We visited the Groote Kerk: a church which was extremely influential in orchestrating the first legislative framework with regards the establishment of an Apartheid government, and a statue of Jan Smuts who Lucille explained is a ‘statesmen’, who she calls tyrant. It reminded me of Edward Colston, a Bristol-born English philanthropist, merchant, slave trader, and Member of Parliament, whose wealth was acquired through the trade and exploitation of slaves. Whilst his history is being revealed and there are many powerful statements happening with the changing of names of buildings named after him, he still has a statue in the centre of Bristol. Jan Smuts made his money from benefiting from slavery and later became a politician and an architect of apartheid.
We followed this with a visit to the former Dutch East Indian Company Hospital, a hospital which was managed by slaves themselves. It was their first experience of their new life at the Cape and for a few the last the months journey just too much. Not all survived their stay in the hospital.
Finally we went to the Slave Lodge Museum, which was built like a fortress to hold slaves. This warehouse type building was where they were bred to provide a bank of slaves for the Dutch East Indian Company. A poem by Malika Ndlovu who was with us on the tour played as we walked through the museum, and Lucy offered us many insightful truths about the artifacts that had not been recorded. I found this column of names and the calender exhibition which featured interviews and photography of 12 descendants of slaves who had been given new surnames upon arriving in South Africa after the month they arrived.

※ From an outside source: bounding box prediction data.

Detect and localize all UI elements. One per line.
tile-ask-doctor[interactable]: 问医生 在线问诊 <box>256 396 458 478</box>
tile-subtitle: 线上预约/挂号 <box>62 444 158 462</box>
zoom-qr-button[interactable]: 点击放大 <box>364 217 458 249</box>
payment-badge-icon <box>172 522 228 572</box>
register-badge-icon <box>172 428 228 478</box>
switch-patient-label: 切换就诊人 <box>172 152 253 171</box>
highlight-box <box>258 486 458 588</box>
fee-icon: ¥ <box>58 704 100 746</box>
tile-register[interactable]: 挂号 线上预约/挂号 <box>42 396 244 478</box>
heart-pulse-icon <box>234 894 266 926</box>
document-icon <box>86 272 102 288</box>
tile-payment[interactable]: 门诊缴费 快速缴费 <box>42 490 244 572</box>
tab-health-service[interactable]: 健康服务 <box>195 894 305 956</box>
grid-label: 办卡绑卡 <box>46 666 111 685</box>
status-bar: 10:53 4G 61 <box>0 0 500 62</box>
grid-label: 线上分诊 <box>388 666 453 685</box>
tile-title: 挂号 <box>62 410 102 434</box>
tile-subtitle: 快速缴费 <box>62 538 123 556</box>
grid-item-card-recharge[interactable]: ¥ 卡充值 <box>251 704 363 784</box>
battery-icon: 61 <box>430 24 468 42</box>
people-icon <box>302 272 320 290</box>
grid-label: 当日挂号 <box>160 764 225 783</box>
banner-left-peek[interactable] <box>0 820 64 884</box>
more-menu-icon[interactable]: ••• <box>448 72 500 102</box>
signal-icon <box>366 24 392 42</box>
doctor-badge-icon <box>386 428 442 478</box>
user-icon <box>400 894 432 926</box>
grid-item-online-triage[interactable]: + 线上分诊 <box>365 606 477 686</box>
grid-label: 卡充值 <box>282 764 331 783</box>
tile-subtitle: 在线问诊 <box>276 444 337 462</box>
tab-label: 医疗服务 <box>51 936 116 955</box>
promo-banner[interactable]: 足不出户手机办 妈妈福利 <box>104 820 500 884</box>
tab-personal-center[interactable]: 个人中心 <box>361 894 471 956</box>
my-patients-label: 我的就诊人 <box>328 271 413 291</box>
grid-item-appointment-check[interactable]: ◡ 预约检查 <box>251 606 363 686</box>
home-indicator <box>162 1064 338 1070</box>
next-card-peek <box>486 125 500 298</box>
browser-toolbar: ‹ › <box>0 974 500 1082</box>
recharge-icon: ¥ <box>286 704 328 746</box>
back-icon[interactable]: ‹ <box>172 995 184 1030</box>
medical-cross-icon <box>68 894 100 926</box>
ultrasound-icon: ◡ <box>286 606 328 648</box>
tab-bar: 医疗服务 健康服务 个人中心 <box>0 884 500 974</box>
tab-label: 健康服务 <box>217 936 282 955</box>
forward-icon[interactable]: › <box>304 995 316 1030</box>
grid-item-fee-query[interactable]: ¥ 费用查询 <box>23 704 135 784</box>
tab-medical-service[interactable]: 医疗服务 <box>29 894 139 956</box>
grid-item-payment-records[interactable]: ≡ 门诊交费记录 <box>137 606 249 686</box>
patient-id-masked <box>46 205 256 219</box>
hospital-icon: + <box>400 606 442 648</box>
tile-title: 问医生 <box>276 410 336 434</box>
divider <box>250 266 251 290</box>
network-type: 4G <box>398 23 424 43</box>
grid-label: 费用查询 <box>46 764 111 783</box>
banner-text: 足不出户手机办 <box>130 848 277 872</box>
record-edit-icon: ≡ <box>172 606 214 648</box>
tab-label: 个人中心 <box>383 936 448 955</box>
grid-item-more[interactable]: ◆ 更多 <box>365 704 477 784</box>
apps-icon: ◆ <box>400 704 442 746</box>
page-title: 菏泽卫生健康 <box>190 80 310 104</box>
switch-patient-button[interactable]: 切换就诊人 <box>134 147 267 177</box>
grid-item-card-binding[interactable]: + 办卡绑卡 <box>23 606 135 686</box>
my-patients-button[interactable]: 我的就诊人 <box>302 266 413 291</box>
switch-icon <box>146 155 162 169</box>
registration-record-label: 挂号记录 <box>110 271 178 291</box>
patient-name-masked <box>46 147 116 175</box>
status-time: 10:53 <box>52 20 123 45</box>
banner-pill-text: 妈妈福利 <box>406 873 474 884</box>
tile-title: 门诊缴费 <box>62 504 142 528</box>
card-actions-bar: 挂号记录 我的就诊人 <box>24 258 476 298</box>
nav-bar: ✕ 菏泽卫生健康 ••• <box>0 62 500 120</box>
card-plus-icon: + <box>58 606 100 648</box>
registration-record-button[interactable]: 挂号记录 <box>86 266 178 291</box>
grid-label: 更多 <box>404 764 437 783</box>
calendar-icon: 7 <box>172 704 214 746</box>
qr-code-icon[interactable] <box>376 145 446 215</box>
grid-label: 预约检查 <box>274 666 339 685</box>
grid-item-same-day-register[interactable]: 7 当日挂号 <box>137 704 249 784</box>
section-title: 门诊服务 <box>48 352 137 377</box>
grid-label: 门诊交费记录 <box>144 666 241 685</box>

I also found the section about the evolution of Afrikaans: which I always thought was a white language but actually is recognised as Creole: a mixing of African languages such as Khoi San and Dutch as explained in the documentary below. We also visited the Slave Bell inside the museum. With the ringing of the bell slaves were called to order and attention. From morning to sun down the bell call kept the slaves in their place.